The Covid spike may soon touch 1.5 lakh cases a day, and as India sets new world records in the rate and volume of infections, we are again told to sit at home between 9 pm and 6 am, as if the virus steps out only during the curfew hours. Instead of bringing the entire economy to a crashing halt yet again and leaving people without livelihoods, the Central and state governments ought to redraw their strategies to ensure that we do not repeat the mistakes of 2020. First of all, our rulers should understand that livelihoods are as important as lives. It is a desperate statement to make, but the only true one in these times of a national crisis caused by an unprecedented surge of infections. All our governmental measures so far have been tailored keeping the primacy of lives over livelihoods, wantonly destroying jobs and earnings as if we could afford it. Yet, these measures did not stop the infection or deaths, while causing irreparable damage to the economy.
Before unleashing the police on anxious breadwinners, governments must think about the lives that would become meaningless without their livelihoods.
For the ruling party — which has a militaristic ideology, seeking its adherents to sacrifice their lives to uphold the nation’s collective good — it is strange to advise curfews, plate-clanging and diya-burning while the nation loses its will to stand up, fight back and regain its financial sinews. After the initial lockdown of April-May-June, the surge of infections in September 2020 only established the fact that a Covid curfew or lockdown can only postpone and not stop the infection. Even a partial repeat of this strategy, be it a weekend lockdown, night curfew or week-long containment, can become immensely counterproductive because by then a lot more people would have lost their jobs, purchasing power and ability to push the wheels of the nation’s growth. We did it once, failed miserably and hence should no more do such experiments.

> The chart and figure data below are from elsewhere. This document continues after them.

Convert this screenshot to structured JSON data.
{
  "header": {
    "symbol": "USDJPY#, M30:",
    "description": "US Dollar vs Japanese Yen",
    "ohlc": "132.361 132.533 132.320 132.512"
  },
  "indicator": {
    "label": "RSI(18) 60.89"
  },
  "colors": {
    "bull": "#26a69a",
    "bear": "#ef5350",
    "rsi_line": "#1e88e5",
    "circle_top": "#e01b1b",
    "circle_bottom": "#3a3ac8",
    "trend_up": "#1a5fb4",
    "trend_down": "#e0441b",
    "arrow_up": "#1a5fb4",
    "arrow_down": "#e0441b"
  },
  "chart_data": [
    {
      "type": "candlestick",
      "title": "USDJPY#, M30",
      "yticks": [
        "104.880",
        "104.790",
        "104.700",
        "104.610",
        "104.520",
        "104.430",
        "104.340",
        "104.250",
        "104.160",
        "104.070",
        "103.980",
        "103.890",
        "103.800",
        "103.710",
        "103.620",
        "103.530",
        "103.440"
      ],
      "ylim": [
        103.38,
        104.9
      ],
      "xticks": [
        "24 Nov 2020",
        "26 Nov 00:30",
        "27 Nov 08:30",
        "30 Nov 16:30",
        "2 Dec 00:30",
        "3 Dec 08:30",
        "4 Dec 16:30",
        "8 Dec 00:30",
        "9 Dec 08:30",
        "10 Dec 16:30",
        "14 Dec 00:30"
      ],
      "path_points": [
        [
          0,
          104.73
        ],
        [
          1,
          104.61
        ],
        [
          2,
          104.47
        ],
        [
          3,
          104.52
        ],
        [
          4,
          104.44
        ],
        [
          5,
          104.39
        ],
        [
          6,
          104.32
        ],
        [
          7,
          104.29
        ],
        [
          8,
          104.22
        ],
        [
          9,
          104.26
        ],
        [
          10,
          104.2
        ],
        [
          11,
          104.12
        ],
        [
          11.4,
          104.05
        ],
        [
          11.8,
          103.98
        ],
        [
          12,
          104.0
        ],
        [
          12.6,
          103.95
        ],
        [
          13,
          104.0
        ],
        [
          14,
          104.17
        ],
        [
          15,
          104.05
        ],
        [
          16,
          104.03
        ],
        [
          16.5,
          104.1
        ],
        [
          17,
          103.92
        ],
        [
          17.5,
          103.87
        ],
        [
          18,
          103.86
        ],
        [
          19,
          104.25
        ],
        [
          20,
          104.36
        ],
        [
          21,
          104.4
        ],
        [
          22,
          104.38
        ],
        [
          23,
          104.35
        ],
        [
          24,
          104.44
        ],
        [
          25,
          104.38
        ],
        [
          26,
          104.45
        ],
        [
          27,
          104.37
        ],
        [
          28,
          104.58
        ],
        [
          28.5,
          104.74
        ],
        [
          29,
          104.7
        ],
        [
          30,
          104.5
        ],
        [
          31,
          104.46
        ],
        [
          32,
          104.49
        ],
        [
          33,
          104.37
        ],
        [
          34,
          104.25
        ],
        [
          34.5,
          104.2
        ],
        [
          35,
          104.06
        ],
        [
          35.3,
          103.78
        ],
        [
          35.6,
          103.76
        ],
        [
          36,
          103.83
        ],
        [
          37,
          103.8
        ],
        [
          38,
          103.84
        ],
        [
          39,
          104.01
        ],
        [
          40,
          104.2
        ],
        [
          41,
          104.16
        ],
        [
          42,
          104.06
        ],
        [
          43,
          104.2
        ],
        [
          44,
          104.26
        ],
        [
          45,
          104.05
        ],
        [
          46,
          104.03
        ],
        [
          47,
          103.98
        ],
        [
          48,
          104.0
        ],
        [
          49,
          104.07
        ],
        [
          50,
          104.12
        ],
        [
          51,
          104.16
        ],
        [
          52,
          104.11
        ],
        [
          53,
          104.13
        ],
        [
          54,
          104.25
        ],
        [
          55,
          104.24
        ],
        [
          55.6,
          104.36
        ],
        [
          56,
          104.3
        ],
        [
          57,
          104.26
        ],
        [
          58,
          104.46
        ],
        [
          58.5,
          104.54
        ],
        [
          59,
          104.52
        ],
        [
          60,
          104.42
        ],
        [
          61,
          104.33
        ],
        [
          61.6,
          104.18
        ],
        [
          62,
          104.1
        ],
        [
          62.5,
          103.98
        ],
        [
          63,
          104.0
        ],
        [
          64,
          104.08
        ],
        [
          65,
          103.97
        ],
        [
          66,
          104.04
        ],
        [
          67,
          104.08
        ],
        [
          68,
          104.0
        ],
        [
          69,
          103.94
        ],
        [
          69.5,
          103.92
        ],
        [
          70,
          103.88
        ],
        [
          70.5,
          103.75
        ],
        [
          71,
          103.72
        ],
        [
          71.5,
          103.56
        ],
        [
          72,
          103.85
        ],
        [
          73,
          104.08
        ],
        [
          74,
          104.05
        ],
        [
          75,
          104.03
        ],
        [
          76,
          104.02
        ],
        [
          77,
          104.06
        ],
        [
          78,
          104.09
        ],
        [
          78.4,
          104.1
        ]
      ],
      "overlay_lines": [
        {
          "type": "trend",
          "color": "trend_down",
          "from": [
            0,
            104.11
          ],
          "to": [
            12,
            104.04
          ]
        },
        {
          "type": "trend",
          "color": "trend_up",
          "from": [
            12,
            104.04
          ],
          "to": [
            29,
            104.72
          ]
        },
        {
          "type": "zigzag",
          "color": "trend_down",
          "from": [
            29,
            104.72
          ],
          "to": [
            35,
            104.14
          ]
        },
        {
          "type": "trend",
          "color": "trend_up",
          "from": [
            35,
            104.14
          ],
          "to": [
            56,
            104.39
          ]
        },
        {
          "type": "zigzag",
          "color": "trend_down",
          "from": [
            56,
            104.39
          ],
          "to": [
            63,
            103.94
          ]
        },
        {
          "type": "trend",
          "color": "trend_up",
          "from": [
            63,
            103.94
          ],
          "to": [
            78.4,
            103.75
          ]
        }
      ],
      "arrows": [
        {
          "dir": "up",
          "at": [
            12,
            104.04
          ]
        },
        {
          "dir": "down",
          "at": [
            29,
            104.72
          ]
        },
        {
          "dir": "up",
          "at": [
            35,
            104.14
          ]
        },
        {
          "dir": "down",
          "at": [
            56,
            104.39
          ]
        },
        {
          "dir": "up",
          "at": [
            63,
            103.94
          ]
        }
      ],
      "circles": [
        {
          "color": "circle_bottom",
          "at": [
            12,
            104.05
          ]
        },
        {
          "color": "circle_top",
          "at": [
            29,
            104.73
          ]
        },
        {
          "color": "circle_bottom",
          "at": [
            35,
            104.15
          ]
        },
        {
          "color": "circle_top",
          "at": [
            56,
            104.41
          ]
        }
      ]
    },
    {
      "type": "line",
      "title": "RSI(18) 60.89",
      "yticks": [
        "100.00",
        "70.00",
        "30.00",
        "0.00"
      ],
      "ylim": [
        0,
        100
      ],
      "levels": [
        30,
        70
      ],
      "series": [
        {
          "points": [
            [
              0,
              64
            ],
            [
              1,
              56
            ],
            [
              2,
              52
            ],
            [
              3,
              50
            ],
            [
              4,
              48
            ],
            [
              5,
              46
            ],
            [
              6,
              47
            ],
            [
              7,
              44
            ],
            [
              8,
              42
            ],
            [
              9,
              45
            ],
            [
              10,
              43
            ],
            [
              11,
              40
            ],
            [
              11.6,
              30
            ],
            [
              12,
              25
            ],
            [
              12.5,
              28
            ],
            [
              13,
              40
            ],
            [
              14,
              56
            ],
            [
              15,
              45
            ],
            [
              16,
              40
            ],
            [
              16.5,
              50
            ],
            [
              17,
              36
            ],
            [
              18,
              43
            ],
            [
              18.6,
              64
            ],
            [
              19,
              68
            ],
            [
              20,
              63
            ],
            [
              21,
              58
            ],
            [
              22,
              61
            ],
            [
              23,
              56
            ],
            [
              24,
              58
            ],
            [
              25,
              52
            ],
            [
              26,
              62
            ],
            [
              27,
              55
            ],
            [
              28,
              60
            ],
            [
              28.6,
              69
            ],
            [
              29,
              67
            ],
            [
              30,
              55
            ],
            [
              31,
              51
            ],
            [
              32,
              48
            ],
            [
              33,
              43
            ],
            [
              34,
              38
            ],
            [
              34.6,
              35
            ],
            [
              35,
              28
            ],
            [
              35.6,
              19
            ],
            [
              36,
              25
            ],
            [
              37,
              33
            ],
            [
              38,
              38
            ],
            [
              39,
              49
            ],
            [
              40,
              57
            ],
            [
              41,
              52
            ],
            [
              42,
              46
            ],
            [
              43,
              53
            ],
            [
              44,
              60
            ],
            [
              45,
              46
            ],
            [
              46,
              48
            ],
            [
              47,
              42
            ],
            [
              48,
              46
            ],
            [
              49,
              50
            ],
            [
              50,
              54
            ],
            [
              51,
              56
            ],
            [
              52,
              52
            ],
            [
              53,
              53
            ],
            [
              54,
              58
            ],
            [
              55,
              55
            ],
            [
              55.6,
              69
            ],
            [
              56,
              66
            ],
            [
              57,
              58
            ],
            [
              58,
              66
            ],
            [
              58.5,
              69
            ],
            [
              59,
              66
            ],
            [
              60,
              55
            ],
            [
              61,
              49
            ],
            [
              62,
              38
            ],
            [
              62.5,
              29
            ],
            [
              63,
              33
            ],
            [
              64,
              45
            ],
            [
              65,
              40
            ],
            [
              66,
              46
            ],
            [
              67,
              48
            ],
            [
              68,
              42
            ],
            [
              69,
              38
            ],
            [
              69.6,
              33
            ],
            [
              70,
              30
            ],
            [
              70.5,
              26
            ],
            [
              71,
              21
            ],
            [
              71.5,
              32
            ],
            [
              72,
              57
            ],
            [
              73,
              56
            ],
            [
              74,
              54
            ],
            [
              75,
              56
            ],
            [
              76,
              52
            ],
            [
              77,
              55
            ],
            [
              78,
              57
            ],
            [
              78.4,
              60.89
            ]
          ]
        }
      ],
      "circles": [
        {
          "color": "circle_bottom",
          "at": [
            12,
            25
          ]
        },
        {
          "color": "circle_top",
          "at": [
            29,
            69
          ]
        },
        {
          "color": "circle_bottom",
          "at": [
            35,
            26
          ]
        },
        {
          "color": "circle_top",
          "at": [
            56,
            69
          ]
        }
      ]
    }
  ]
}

Governments do not create jobs that are getting endangered and hence they have no right to take them away. A night curfew would mean the curbing of activities of malls, retail outlets, flea markets, restaurants, pubs, wayside eateries, street vendors, rickshaw-pullers, autorickshaw and cab drivers and a lot more in the unorganised and informal sector. Instead, the government needs to strategise on how these businesses can be protected and nurtured while ensuring that there is minimal viral load in the public space. It is incomprehensible that the netas and their minions did not think of testing and tracking at market places, instead of closing them down or forcing them to adhere to government-dictated time tables. For instance, there could be X amount of viral load in one part of Mumbai and X/2 in another part and X/10 in a suburb — so how can the response be the same in all these places without tests or a sero survey establishing the need to have a lockdown? Random testing and tracing of patients have not even taken off in any of the states and it is only those who are symptomatic or who have come in contact with infected people who are still getting themselves tested. There is no reason why the government should not allow those who have tested negative every week or those who have antibodies to go about their business without any hindrance.
It is interesting to note that while the panacea offered by Indian politicians is partial or full lockdown/curfew, the newly-elected US president offered an added $1,400 each to all US citizens who earn less than $75,000 a year and to all dependents, taking the total payout to $2,000 to beneficiaries. Blindly converting this into Indian rupees would mean a stimulus package of Rs 1.40 lakh to all those who earn below Rs 50 lakh a year. There cannot be a bigger booster dose for the economy than this kind of extra purchasing power and the government’s guarantee to watch your back. Added to this was the promise for vaccination to all adults by April 19. In the US, there is no distinction between those who ‘need’ and those who ‘want’ the vaccine, as is being insisted in India by the Union health secretary. In fact, when the Covid death figures of the Tricity of Chandigarh, Mohali and Panchkula were closely scrutinised, The Tribune found that 13 per cent of all those who died were below 45 — the cut-off age for vaccination. How do we categorise those 13 per cent who died of Covid? Did they need or did they want the vaccine?
India cannot afford to quibble over who wants or who needs the vaccine. Everybody needs it, particularly those who are of an age-group which is engaged in productive employment. In March, the Federation of Indian Chambers of Commerce and Industry had asked the government to include workers in the Indian retail and e-commerce industry — which employs 40 million people — in the frontline warriors’ category and offer them vaccination. In the Chandigarh Tricity, those below 45 have had the maximum share of infection (40 per cent), and these are super-spreaders because they are the most active and move about the most. Unless these super-spreaders are vaccinated and protected, no number of curfews will serve any purpose because a temporary curfew will only be temporarily postponing the pandemic.
Of course, vaccines are in short supply and we need to do vaccine diplomacy as well. But nothing stops the government from putting up stalls in all the big markets in various cities to have random testing for the virus and its antibodies. It could even be made mandatory for all those who want to keep their shops open after 9 pm. Then, there is no point in talking about Covid-appropriate behaviour — it does not exist for politicians and their incessant campaigns, so why blame those who are merely trying to eke out a miserable living? Thus, before unleashing the police on anxious breadwinners, governments must think about the lives that would become meaningless without their livelihoods.